Almost as bizarre as a thousand dollars for a loaf of bread is the news that came just before Christmas of 3 000 government land reform beneficiaries facing eviction from farm land they were given in Chegutu by the government.

The new farmers are apparently being evicted to make way for a platinum project.

This same land was seized from commercial farmers in 2000 by the government and so we can only question what on earth land reform was all about in the first place as the vicious circle goes just goes round and round.

Read:
Anglo unit says tax spat threatens Zimbabwe platinum operation [Sep 2022]
Zimbabwe wants half of royalties paid in gems, precious metals [Sep 2022]
Zimbabwe’s leader says new mining royalty rule starts this month [Oct 2022]
Tharisa begins $391m Zimbabwe platinum mine build [Oct 2022]

Meanwhile on the other side of the country desperate times have resulted in desperate measures – thousands of ‘lithium hunters’ invaded Goromonzi North to dig for lithium.

Lithium has become the new ‘gold rush’ in Zimbabwe, with reports coming from many places where people are digging it up and selling the ore for US$10 a wheelbarrow load.

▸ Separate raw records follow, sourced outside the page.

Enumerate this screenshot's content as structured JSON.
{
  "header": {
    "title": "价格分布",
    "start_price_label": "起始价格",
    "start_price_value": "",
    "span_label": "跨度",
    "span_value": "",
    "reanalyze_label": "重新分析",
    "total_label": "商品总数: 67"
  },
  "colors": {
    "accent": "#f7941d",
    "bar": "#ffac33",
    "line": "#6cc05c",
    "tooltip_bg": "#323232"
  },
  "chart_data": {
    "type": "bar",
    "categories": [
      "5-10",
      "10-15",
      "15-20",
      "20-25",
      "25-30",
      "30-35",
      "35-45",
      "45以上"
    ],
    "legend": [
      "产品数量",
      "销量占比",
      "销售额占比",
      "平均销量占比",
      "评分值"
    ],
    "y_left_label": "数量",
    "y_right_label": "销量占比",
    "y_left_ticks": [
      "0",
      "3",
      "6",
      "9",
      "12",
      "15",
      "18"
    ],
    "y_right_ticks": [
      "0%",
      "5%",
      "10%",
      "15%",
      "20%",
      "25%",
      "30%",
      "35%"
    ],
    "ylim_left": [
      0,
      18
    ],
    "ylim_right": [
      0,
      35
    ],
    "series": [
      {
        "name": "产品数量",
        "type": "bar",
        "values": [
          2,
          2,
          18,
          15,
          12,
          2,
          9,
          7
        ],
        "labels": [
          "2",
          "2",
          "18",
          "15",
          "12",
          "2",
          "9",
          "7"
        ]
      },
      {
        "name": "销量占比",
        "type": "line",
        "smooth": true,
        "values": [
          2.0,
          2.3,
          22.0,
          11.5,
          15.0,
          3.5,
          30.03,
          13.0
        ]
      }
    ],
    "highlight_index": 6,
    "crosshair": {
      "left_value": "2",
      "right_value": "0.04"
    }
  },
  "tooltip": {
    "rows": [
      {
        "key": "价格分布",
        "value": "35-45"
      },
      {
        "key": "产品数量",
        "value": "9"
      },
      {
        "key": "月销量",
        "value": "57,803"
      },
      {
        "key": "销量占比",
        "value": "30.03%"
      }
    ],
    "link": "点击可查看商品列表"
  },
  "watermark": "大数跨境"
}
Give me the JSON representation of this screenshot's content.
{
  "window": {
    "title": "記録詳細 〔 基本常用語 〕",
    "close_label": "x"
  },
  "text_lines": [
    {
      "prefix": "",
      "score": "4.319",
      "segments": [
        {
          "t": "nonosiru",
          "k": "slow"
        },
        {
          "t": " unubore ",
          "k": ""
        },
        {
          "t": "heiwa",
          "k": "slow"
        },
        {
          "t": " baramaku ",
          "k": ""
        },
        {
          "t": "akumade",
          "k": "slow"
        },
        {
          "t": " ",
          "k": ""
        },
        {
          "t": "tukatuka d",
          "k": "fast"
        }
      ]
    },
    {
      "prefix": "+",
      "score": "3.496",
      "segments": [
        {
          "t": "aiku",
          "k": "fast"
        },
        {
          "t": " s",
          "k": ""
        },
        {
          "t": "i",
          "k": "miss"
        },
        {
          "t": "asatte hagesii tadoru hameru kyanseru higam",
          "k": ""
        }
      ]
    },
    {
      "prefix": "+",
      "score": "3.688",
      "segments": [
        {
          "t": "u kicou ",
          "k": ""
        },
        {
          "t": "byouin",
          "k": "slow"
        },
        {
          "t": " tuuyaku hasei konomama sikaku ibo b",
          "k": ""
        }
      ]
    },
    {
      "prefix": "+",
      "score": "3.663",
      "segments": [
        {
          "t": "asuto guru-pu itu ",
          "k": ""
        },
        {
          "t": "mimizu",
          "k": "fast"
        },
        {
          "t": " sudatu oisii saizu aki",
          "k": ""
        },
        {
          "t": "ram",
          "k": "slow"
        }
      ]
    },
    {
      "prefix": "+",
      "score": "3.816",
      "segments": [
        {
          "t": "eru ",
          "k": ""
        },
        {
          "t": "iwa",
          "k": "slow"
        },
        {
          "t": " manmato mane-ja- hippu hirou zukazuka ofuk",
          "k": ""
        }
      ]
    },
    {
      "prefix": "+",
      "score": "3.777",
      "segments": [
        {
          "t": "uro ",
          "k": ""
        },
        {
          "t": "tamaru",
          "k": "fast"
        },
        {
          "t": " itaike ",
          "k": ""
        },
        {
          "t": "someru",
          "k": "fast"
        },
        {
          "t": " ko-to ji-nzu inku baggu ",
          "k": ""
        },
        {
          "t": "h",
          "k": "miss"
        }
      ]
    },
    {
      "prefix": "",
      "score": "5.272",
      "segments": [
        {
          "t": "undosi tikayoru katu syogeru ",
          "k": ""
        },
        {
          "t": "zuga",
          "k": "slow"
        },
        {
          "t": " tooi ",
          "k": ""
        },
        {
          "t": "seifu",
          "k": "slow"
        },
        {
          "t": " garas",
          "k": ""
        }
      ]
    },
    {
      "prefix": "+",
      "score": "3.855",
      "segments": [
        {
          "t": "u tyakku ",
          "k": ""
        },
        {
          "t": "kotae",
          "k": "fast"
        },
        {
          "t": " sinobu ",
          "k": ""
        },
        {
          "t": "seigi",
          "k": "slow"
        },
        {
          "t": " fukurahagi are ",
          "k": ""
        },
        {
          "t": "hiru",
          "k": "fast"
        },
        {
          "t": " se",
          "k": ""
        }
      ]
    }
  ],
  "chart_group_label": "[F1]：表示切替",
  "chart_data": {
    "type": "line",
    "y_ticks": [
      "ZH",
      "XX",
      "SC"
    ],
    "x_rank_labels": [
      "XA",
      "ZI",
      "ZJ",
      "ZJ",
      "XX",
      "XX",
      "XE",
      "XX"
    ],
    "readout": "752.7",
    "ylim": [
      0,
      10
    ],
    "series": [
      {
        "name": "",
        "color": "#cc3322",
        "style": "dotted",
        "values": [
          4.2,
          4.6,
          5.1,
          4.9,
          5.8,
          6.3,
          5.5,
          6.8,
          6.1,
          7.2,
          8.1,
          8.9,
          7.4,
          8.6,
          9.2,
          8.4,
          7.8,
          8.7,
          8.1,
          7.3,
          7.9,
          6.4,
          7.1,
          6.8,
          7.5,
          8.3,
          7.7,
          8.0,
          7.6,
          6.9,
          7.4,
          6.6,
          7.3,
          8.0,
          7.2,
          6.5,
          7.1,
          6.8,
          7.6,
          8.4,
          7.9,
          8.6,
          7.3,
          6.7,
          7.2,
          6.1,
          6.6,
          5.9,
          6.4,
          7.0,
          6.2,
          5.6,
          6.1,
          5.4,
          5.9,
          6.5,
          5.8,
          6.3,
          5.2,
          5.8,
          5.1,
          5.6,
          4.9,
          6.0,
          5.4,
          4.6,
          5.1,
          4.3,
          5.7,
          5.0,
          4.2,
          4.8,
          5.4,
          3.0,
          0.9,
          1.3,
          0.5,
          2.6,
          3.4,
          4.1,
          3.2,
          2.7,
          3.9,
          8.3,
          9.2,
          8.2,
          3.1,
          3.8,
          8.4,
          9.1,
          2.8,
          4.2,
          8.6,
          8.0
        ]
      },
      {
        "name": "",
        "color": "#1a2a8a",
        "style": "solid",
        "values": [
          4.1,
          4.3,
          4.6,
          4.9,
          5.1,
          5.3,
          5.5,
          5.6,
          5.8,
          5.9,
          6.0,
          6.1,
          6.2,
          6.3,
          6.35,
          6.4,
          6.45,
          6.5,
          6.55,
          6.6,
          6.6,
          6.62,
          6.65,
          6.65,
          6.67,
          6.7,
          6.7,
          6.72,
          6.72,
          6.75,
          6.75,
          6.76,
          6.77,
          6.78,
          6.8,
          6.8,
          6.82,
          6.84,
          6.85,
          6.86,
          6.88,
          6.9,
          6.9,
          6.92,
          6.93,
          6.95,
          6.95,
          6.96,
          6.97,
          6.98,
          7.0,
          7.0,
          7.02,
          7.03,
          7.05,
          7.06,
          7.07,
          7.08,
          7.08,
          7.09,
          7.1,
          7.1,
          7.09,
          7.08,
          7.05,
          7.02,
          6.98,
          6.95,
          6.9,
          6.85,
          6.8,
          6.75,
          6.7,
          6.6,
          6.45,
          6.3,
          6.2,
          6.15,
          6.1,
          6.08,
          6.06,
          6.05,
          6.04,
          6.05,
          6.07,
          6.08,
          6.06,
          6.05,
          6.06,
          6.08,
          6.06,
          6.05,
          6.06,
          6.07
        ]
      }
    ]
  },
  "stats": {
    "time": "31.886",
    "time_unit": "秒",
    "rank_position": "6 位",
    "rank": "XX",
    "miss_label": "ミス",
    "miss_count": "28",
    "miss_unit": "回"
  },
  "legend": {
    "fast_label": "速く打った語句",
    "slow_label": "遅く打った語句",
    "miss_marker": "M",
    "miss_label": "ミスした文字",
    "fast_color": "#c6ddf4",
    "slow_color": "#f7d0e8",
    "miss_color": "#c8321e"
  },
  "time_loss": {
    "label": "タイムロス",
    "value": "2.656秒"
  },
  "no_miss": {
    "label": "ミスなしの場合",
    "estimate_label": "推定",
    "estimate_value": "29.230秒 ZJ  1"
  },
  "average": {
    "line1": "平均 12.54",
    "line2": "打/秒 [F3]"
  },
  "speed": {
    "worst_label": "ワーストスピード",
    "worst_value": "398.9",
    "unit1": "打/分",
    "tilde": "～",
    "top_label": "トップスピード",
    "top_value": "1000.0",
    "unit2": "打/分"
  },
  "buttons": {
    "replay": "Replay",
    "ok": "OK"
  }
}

Huge lithium mines are now operating from Bikita to Buhera, Mberegengwa to Manicaland and Mashonaland.

Just before Christmas President Emmerson Mnangagwa opened a new lithium mine in Buhera, and soon after the government banned the export of raw lithium ore.

Back in Goromonzi security forces were moved in to control lithium hunters and in one area villagers were banned from mining lithium and then, according to NewsDay, the government gave the mining concessions to Chinese companies.

And further north, my feet firmly on plain old earth, I popped in to see a friend who had proudly planted rows of fruit trees and hundreds of tomato plants to help feed elderly people.

Devastated, I found all his hard work gone, walled off by someone who had claimed the land.

He was bereft – but was wearing plastic flip flops and shorts, and was starting again.